The thing is, H-G is a card-carrying Deweyian and as a result she doesn’t think you can learn how to have a discussion by just reading a set of instructions about how to have a discussion, or to quickly scan a few short suggestions. Instead, you have to go through the process of watching (well, reading) someone learn how to hold great discussion classes.

This insistence that you can only learn by going through the process is mirrored in another of my favorite books, Robert Boice’s How Writers Journey to Comfort and Fluency: A Psychological Adventure. I think this is the best and — frankly — most amazing book about writing that I have ever read. In the book Boice, a psychotherapist (but not the weird scary kind) and professor of rhetoric (iirc) leads you through one of his writing workshops as if you were a participant. Like H-G, he makes you go through the process of slowly working through the workshop and your own issues in order to help you journey to comfort and fluency as a writer.

Actually, Boice is slightly cynical about the idea that readers will focus on the journey and not the destination. Apparently the first step many authors in his workshop take is to demand that he simply hypnotize them and remove their writer’s block that way. And then… he does! They run around for a week convinced they no longer have writer’s block but not actually writing anything and then finally return to the fold, convinced that they have to take the long way around.

Similarly, Boice provides the readers a numbered list of Official Insights about how to be a good writer, but it is clear that these are best viewed as signposts along the way, not ‘results’ or ‘conclusions’ about how to write lots comfortably. Read in isolation from the larger journey of the text, they are helpful and insightful but… not the same thing as the real journey.

I completely agree with the idea that the best books engage you in a process or journey, and the reading and learning are about going through that process. However, I also spend a lot of time wishing the world was the kind of place where you could just read bulleted lists of conclusions and be done with it — things would be so much easier and faster!

Rex

Alex Golub is an associate professor of anthropology at the University of Hawai‘i at Mānoa. His book Leviathans at The Gold Mine has been published by Duke University Press. You can contact him at rex@savageminds.org

One thought on “Pesky process books

  1. Come on, Rex. If everything were already reduced to bullet points, folks like us wouldn’t have anything to do.
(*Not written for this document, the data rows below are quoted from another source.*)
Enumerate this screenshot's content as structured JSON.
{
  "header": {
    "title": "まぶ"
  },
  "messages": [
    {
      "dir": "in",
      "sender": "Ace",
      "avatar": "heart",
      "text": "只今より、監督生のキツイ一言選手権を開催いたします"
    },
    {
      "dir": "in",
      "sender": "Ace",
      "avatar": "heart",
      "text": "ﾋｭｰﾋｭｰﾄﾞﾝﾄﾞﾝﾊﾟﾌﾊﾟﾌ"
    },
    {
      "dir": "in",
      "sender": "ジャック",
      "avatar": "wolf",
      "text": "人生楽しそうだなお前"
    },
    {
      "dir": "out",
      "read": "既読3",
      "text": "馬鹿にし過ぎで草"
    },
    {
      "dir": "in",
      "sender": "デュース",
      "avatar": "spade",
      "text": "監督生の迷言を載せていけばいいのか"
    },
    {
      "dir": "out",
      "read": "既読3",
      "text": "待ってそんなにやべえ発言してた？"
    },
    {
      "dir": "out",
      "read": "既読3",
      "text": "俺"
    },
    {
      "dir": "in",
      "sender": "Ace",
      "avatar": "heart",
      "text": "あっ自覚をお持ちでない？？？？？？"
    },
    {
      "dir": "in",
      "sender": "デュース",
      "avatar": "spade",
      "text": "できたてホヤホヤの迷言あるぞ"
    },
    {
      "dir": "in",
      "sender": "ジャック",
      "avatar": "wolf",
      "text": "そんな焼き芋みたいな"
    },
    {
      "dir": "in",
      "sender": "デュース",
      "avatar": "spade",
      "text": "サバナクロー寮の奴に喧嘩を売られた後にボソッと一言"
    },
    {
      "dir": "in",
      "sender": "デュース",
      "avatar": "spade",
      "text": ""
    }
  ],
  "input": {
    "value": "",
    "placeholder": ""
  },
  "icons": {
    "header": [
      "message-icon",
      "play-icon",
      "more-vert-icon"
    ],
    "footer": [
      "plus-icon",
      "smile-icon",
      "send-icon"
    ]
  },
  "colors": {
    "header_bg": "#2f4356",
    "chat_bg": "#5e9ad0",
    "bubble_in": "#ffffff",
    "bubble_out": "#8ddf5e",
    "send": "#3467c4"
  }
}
    On a more serious note, I remember being annoyed when I first read Vic Turner’s Forest of Symbols by how much the articles seemed to repeat each other. It has taken me a while to realize that what those articles are is an invaluable record of how Turner’s ideas developed as he tried them out on different sets of data and noticed new things in what the data were showing him. I’d love to teach or take a seminar in which we worked our way through the book, tracing the process by which his ideas evolved.